In contrast to previous studies, this study found that for-profit hospitals were more likely to transfer uninsured patients compared to non-profit hospitals. Although the financial incentive behind these findings are clear, more studies should be done to make conclusions.
Study Design and Setting
The researchers analyzed ED visits from the 2015 National Emergency Department Sample (NEDS) between January and December.
Selection of Participants and Measurements
The researchers included all ED visits of patients over 18 years old that resulted in transfer, discharge, or hospital admission. Demographic data of these visits included age, sex, insurance status, median income of the area where they lived, and diagnoses. The researchers accounted for comorbidities and identified insurance statuses as uninsured , Medicaid, Medicare, or private.

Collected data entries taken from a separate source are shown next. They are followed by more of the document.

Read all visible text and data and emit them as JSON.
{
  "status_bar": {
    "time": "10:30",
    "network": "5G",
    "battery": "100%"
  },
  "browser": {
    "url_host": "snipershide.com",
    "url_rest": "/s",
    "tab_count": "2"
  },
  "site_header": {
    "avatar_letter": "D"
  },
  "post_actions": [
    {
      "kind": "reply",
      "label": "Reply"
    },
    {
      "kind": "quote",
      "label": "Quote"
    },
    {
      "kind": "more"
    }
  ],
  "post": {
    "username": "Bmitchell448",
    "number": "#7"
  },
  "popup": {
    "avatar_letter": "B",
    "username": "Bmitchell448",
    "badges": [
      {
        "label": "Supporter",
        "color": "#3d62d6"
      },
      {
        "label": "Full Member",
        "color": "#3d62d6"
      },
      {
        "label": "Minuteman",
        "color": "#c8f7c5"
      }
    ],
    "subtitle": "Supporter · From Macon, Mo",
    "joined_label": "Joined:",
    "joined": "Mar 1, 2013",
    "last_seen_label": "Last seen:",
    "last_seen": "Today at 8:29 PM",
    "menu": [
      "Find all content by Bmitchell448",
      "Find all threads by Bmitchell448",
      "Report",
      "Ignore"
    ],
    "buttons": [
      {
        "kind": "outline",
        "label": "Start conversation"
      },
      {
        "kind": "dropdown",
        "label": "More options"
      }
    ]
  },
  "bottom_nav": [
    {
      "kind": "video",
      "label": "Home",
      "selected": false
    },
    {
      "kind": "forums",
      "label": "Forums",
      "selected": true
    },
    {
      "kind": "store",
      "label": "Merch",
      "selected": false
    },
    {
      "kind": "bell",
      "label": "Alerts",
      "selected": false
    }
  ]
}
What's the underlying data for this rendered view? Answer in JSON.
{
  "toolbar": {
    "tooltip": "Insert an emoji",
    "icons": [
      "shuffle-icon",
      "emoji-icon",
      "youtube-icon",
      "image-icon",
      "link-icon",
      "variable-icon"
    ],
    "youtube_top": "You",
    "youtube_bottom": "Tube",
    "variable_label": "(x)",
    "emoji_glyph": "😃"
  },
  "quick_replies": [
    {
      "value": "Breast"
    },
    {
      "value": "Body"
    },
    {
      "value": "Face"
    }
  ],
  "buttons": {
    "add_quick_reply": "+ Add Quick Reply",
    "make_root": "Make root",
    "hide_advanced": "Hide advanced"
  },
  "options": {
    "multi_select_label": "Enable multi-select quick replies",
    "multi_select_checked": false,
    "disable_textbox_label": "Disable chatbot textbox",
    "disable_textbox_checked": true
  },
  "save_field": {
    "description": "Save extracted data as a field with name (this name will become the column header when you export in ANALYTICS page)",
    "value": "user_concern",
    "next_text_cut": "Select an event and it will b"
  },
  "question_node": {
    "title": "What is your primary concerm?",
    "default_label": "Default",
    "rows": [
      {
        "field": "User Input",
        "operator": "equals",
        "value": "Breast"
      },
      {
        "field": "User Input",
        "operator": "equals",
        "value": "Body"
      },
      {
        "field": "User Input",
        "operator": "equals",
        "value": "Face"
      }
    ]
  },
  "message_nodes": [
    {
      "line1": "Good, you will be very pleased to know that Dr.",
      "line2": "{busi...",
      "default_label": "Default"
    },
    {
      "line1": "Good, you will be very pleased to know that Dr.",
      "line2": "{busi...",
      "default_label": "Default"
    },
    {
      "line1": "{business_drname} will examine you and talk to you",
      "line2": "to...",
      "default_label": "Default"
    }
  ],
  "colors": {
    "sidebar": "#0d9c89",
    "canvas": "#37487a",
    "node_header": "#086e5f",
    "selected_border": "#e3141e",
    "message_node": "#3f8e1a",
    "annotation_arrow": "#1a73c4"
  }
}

For the primary analysis, the researchers examined ED visits for uninsured patients and Medicaid patients, since previous research suggested higher transfer rates for these groups.
The researchers limited ED visits to common medical conditions not requiring specialized care. Specifically, they included visits for pneumonia, asthma, and chronic obstructive pulmonary disease (COPD). The researchers also limited the visits to those that had critical care capabilities for these conditions.
For secondary analysis, the researchers collected data about hospital ownership from NEDS, and categorized hospitals as nonprofit or for-profit.
The hospital-level primary outcome was ED discharge, ED transfer, and hospital admission rates. The patient-level primary outcome was ED discharge, Ed transfer, or hospital admission status. These outcomes were reported based on patient insurance status.
ED discharge was defined as discharge to the patient’s home, transfer to a care facility, or home health care. ED transfer was defined as a transfer from the ED to another hospital. Hospital admission was defined as admission from the ED to its respective hospital.
Primary analysis was conducted at the patient- and hospital-level. At the hospital level, the researchers calculated the rates of ED discharge and transfer, and hospital admission rates. At the patient level, the researchers calculated the probability of ED transfer or discharge compared to hospital admission based on patient insurance status.
For the secondary analysis, the researchers used data from 71 hospitals that provided information about hospital ownership. They calculated the probability of ED discharge or transfer compared with hospital admission for uninsured/Medicaid patients and Medicare/privately insured patients in nonprofit and for-profit hospitals.
All analyses were performed using SAS.
3 decades after EMTALA, there are still differences in access to hospital care based on insurance status. Policymakers should improve access to hospital care by more broadly addressing hospital quality, payment, and certification initiatives.